Correspondence: Dr RJ Dempsey, Department of Neurological Surgery, University of Wisconsin-Madison, 600 Highland Ave. Madison, Wisconsin 53792, USA. E-mail: dempsey@neurosurg.wisc.edu

Received 2 June 2006; Revised 4 October 2006; Accepted 8 November 2006; Published online 27 December 2006.

Abstract

Transient focal ischemia is known to induce proliferation of neural progenitors in adult rodent brain. We presently report that doublecortin positive neuroblasts formed in the subventricular zone (SVZ) and the posterior peri-ventricle region migrate towards the cortical and striatal penumbra after transient middle cerebral artery occlusion (MCAO) in adult rodents. Cultured neural progenitor cells grafted into the non-infarcted area of the ipsilateral cortex migrated preferentially towards the infarct. As chemokines are known to induce cell migration, we investigated if monocyte chemoattractant protein-1 (MCP-1) has a role in post-ischemic neuroblast migration. Transient MCAO induced an increased expression of MCP-1 mRNA in the ipsilateral cortex and striatum. Immunostaining showed that the expression of MCP-1 was localized in the activated microglia and astrocytes present in the ischemic areas between days 1 and 3 of reperfusion. Furthermore, infusion of MCP-1 into the normal striatum induced neuroblast migration to the infusion site.

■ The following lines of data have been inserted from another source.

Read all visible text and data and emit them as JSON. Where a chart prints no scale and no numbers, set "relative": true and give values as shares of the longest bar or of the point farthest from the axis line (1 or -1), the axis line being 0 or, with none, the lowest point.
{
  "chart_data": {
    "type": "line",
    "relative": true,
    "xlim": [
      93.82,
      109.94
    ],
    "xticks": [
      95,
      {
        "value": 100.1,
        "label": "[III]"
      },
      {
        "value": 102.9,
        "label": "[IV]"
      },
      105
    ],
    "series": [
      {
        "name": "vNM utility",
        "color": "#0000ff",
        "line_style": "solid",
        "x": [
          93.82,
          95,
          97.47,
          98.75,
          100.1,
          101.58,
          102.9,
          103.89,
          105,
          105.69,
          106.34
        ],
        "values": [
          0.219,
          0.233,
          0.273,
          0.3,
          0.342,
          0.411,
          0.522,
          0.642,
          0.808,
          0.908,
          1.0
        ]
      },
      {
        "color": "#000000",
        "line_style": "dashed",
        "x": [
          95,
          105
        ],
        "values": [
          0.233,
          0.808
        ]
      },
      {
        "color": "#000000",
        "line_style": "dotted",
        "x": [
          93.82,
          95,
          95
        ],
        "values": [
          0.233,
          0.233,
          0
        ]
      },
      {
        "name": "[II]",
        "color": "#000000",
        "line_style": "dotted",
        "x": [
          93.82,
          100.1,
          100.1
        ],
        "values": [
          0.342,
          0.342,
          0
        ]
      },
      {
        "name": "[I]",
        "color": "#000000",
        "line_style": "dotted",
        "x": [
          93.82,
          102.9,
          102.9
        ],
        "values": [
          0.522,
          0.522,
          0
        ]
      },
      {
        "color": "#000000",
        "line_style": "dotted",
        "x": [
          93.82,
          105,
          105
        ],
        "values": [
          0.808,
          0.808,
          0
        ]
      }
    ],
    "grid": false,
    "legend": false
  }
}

The migrating neuroblasts expressed the MCP-1 receptor CCR2. In knockout mice that lacked either MCP-1 or its receptor CCR2, there was a significant decrease in the number of migrating neuroblasts from the ipsilateral SVZ to the ischemic striatum. These results show that MCP-1 is one of the factors that attract the migration of newly formed neuroblasts from neurogenic regions to the damaged regions of brain after focal ischemia.